JCP&L Files Rate Plan
February 19, 2020
Jersey Central Power & Light (JCP&L) filed an electric rate plan with the New Jersey Board of Public Utilities (BPU) on Tuesday that will support service reliability enhancements made in recent years, as well as recover costs incurred to restore power to customers following severe storms.
“Since our last rate case in 2016, we have made investments in our infrastructure that benefit customers by enhancing the resiliency of our system, and that grid-hardening work will continue to keep up with the ever-increasing demands of our customers,” said Jim Fakult, JCP&L president.
“The same concept applies to ensuring recovery of recent storm-related costs. With more frequent severe weather events expected in the years ahead, we need to be prepared to deploy the resources necessary to restore service to customers as safely and quickly as possible,” Jim added.
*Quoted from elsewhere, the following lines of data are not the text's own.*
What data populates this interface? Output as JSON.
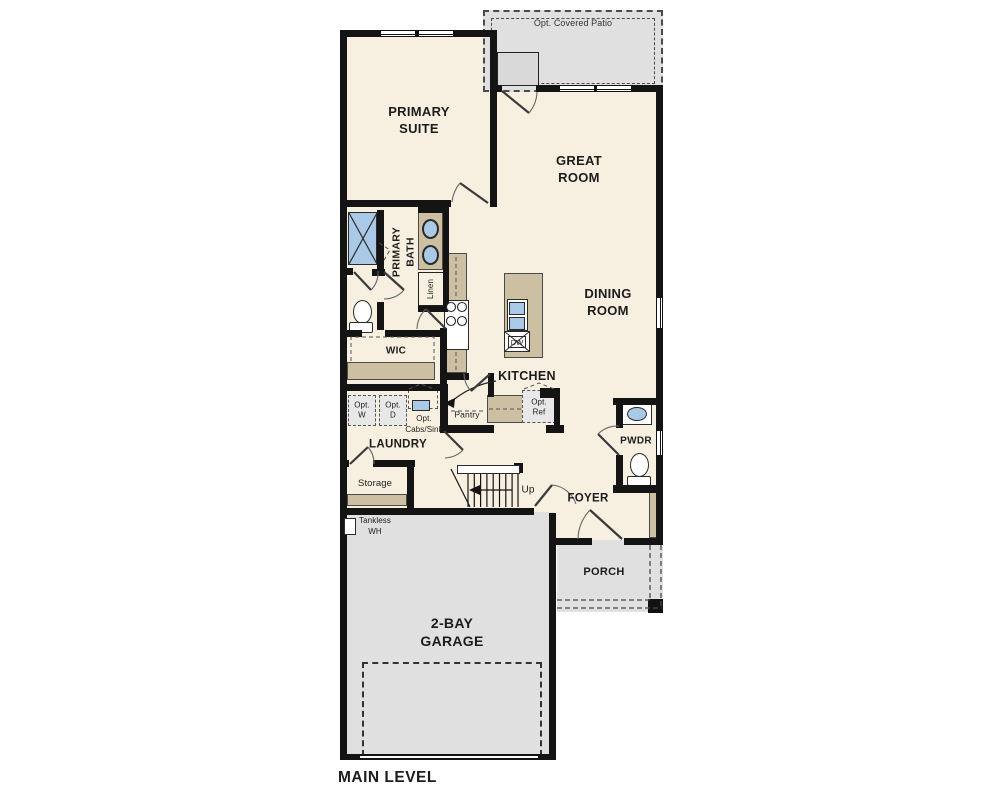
{
  "labels": {
    "patio": "Opt. Covered Patio",
    "primary_suite": "PRIMARY\nSUITE",
    "great_room": "GREAT\nROOM",
    "dining_room": "DINING\nROOM",
    "primary_bath": "PRIMARY\nBATH",
    "linen": "Linen",
    "wic": "WIC",
    "kitchen": "KITCHEN",
    "pantry": "Pantry",
    "dw": "DW",
    "opt_ref": "Opt.\nRef",
    "opt_washer": "Opt.\nW",
    "opt_dryer": "Opt.\nD",
    "opt_cabs_sink": "Opt.\nCabs/Sink",
    "laundry": "LAUNDRY",
    "storage": "Storage",
    "tankless_wh": "Tankless\nWH",
    "up": "Up",
    "foyer": "FOYER",
    "pwdr": "PWDR",
    "porch": "PORCH",
    "garage": "2-BAY\nGARAGE",
    "title": "MAIN LEVEL"
  },
  "colors": {
    "wall": "#141414",
    "floor": "#f7f0e1",
    "outdoor": "#e0e0e0",
    "cabinet": "#cdbfa2",
    "fixture_blue": "#a9c9e6",
    "optional_fill": "#e8e8e8"
  }
}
Since the beginning of 2016, JCP&L has invested $1 billion, including capital projects, to strengthen its electric system and meet reliability standards set by the BPU. Projects included reinforcing electric infrastructure on the barrier islands, completing substation flood mitigation, deploying equipment that automatically transfers customers to adjacent circuits if an issue is detected, and accelerating vegetation management work designed to reduce the frequency and duration of power outages.
JCP&L also incurred significant costs related to power restoration following numerous storm events since its last rate case, including two winter storms in March 2018, one in February 2019 and one in December 2019. By the end of 2019, the company’s accumulated unrecovered storm costs had grown to more than $300 million.
This base rate plan will enable JCP&L to recover these costs.
Upon approval of the filing, JCP&L customers would continue to pay the lowest residential electric rates among New Jersey’s four regulated electric distribution companies.